As a learning and development (L&D) leader, you’ve been asked to play a part in the culture change that needs to take place in your organization. But what’s your role? Where do you fit, and what should you do?

Taking a step back to clarify what culture is and what it takes to shift it are essential to playing an effective role. You’re not working in isolation here; you’re part of a system that, as a whole, is shifting its culture.

Is Everyone Clear on What Culture Is?

It may seem basic, but before you start, ask around to ensure there is a consistent understanding of what culture is and isn’t. Don’t avoid this step, as without a standard definition, “culture” can mean different things to different people.

Culture is represented by the behaviors and decision-making of an organization, including expectations, assumptions, perceptions, norms, habits and influences. The best shorthand definition is that culture is a set of values that everyone can use as a compass for “how things are around here.”

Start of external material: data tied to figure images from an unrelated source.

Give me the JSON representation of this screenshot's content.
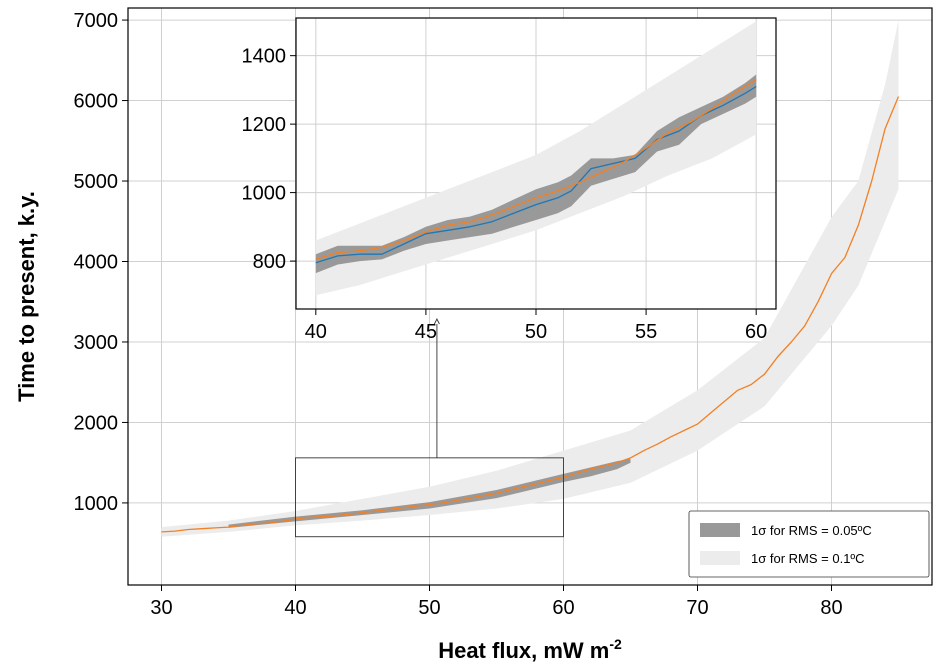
{
  "chart_data": [
    {
      "type": "area",
      "panel": "main",
      "xlabel": "Heat flux, mW m",
      "xlabel_superscript": "-2",
      "ylabel": "Time to present, k.y.",
      "xlim": [
        27.5,
        87.5
      ],
      "ylim": [
        -20,
        7150
      ],
      "xticks": [
        30,
        40,
        50,
        60,
        70,
        80
      ],
      "yticks": [
        1000,
        2000,
        3000,
        4000,
        5000,
        6000,
        7000
      ],
      "grid": true,
      "legend_position": "bottom-right",
      "series": [
        {
          "kind": "line",
          "color": "#f28025",
          "x": [
            30,
            31,
            32,
            33,
            34,
            35,
            36,
            37,
            38,
            39,
            40,
            41,
            42,
            43,
            44,
            45,
            46,
            47,
            48,
            49,
            50,
            51,
            52,
            53,
            54,
            55,
            56,
            57,
            58,
            59,
            60,
            61,
            62,
            63,
            64,
            65,
            66,
            67,
            68,
            69,
            70,
            71,
            72,
            73,
            74,
            75,
            76,
            77,
            78,
            79,
            80,
            81,
            82,
            83,
            84,
            85
          ],
          "y": [
            640,
            650,
            670,
            680,
            690,
            700,
            720,
            740,
            750,
            770,
            800,
            820,
            830,
            840,
            860,
            880,
            900,
            920,
            940,
            960,
            980,
            1000,
            1030,
            1060,
            1090,
            1120,
            1160,
            1200,
            1240,
            1280,
            1320,
            1370,
            1420,
            1460,
            1500,
            1560,
            1650,
            1730,
            1820,
            1900,
            1980,
            2120,
            2260,
            2400,
            2470,
            2600,
            2820,
            3000,
            3200,
            3500,
            3850,
            4050,
            4450,
            5000,
            5650,
            6050
          ]
        },
        {
          "name": "1σ for RMS = 0.1ºC",
          "kind": "band",
          "color": "#ececec",
          "x": [
            30,
            35,
            40,
            45,
            50,
            55,
            60,
            65,
            70,
            75,
            80,
            82,
            84,
            85
          ],
          "y_low": [
            580,
            640,
            720,
            780,
            850,
            930,
            1050,
            1250,
            1650,
            2200,
            3200,
            3700,
            4500,
            4900
          ],
          "y_high": [
            700,
            780,
            900,
            1050,
            1200,
            1400,
            1650,
            1900,
            2400,
            3050,
            4550,
            5000,
            6200,
            7000
          ]
        },
        {
          "name": "1σ for RMS = 0.05ºC",
          "kind": "band",
          "color": "#999999",
          "x": [
            35,
            40,
            45,
            50,
            55,
            60,
            62,
            64,
            65
          ],
          "y_low": [
            690,
            770,
            850,
            930,
            1060,
            1260,
            1330,
            1420,
            1500
          ],
          "y_high": [
            730,
            830,
            910,
            1010,
            1160,
            1360,
            1440,
            1520,
            1550
          ]
        }
      ],
      "inset_box": {
        "x_range": [
          40,
          60
        ],
        "y_range": [
          580,
          1560
        ]
      },
      "arrow": {
        "from": [
          45,
          1560
        ],
        "to_inset_x": 45.5
      }
    },
    {
      "type": "area",
      "panel": "inset",
      "xlim": [
        39.1,
        60.9
      ],
      "ylim": [
        660,
        1510
      ],
      "xticks": [
        40,
        45,
        50,
        55,
        60
      ],
      "yticks": [
        800,
        1000,
        1200,
        1400
      ],
      "grid": true,
      "series": [
        {
          "kind": "band",
          "color": "#ececec",
          "x": [
            40,
            42,
            44,
            46,
            48,
            50,
            52,
            54,
            56,
            58,
            60
          ],
          "y_low": [
            700,
            730,
            770,
            810,
            850,
            890,
            940,
            990,
            1050,
            1100,
            1170
          ],
          "y_high": [
            860,
            910,
            960,
            1010,
            1060,
            1110,
            1180,
            1260,
            1340,
            1420,
            1500
          ]
        },
        {
          "kind": "band",
          "color": "#999999",
          "x": [
            40,
            41,
            42,
            43,
            44,
            45,
            46,
            47,
            48,
            49,
            50,
            51,
            51.6,
            52.5,
            53.5,
            54.5,
            55.5,
            56.5,
            57.5,
            58.5,
            59.5,
            60
          ],
          "y_low": [
            765,
            790,
            800,
            805,
            830,
            850,
            860,
            870,
            880,
            900,
            920,
            940,
            960,
            1020,
            1040,
            1060,
            1120,
            1140,
            1200,
            1230,
            1260,
            1280
          ],
          "y_high": [
            820,
            845,
            845,
            845,
            870,
            900,
            920,
            930,
            950,
            980,
            1010,
            1030,
            1050,
            1100,
            1100,
            1110,
            1180,
            1220,
            1250,
            1280,
            1320,
            1345
          ]
        },
        {
          "kind": "line",
          "color": "#1f77b4",
          "x": [
            40,
            41,
            42,
            43,
            44,
            45,
            46,
            47,
            48,
            49,
            50,
            51,
            51.6,
            52.5,
            53.5,
            54.5,
            55.5,
            56.5,
            57.5,
            58.5,
            59.5,
            60
          ],
          "y": [
            795,
            815,
            820,
            820,
            850,
            880,
            890,
            900,
            915,
            940,
            965,
            985,
            1005,
            1070,
            1085,
            1100,
            1155,
            1180,
            1225,
            1255,
            1290,
            1310
          ]
        },
        {
          "kind": "line",
          "color": "#f28025",
          "x": [
            40,
            41,
            42,
            43,
            44,
            45,
            46,
            47,
            48,
            49,
            50,
            51,
            52,
            53,
            54,
            55,
            56,
            57,
            58,
            59,
            60
          ],
          "y": [
            805,
            825,
            830,
            840,
            860,
            885,
            905,
            915,
            935,
            960,
            985,
            1005,
            1030,
            1060,
            1090,
            1130,
            1175,
            1205,
            1245,
            1290,
            1330
          ]
        }
      ]
    }
  ]
}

Culture isn’t only about mood (“Are employees happy?”). It’s wider, deeper and more lasting. Culture is most practically represented by a set of values all colleagues can remember and use as a guide for how to behave, work and make decisions as part of this organization.

Culture is core to how the business operates and performs; it’s not an add-on or a “nice-to-have.” People run businesses, so how they behave impacts the performance of their businesses. As a result, culture must align with strategy to underpin what the organization needs to deliver; there’s no point in having a disruptive, innovative culture if your strategy is to maintain and defend market positions and deliver through slow, continuous improvement. This misalignment could create confusion or even conflict.

Don’t forget to familiarize yourself with why your organization’s culture needs to shift, how big the gap is between where it is and where it needs to be, and where the tricky areas are. As an L&D leader, this understanding will help you hone in on the real issues.

How Does Culture Shift?

Culture change takes time (since it’s about forming new habits), it won’t be precise (since it’s about human behavior rather than a controlled experiment in a lab) and it can’t be done to a person by someone else. It does take coordination to ensure the overall environment is conducive to providing both the sticks and the carrots to influence employees to shift those habits and behaviors.

Think of culture change as a set of dials that need to work in harmony to find the right balance:

  • Clear messaging
  • Leaders who practice and espouse what they are asking of everyone else
  • Shifting processes, policies and practices to amplify and reinforce the expected culture
  • Communications that symbolize what is required for the new culture
  • Volunteer change agents across the organization who add momentum at all levels
  • Decisions that start to use not just the strategy but the culture as well as the basis for support.

Someone needs to oversee all of these dials to ensure they’re working together consistently and aren’t just a mass of random activity. L&D plays an important part in helping to deepen and reinforce how culture is core to business performance and to embed its consistent application.

How Does L&D Play Its Part?

Let’s assume you aren’t the person overseeing those dials, but your role is the functional expert: applying your L&D skills to make a difference. Here are some tips that will help.

Don’t restrict your thinking to the one audience (learners), but think more broadly.

  • How can you use your understanding of how people learn and develop to help the person leading the change to shape the plan?
  • When the communications team and change agents are communicating new cultural expectations and engaging employees around them, how can you use your expertise to ensure that they create and deliver attention-grabbing and engaging sessions to raise awareness and understanding?

Don’t scrimp on the core functional role.

  • In development programs for high-potential and senior leaders, include sessions that focus on cultural dilemmas. The people who cast the longest shadow in the organization need the most intense help to practice espousing and living the culture. What interests the leaders fascinates everyone else; do it right, and the good stuff is amplified.
  • Weave references to culture (both the importance of it and the content of it) into any program you are developing or running. Put the course in the context of where the whole organization is heading — which means strategy and culture together. Never miss an opportunity to ground learning in the big picture.
  • Don’t separate culture as a separate program (beyond initial engagement sessions), unless it is within ethics and compliance training that focus solely on behavioral and decision-making dilemmas. This training is the ideal place to work through the specifics on culture. Values and culture work hand in hand. Ask people to talk about the issues and work through examples.

Beyond the Classroom

Of course, the L&D leader is also a member of the organization and, like everyone else, has an impact on the culture every day, whether conscious or not. How are you working within the cultural expectations every day? Do you refer to them and give others the sense that they are important for performance? Never forget to look in the mirror to check that you are being consistent with the culture whose creation you’re supporting.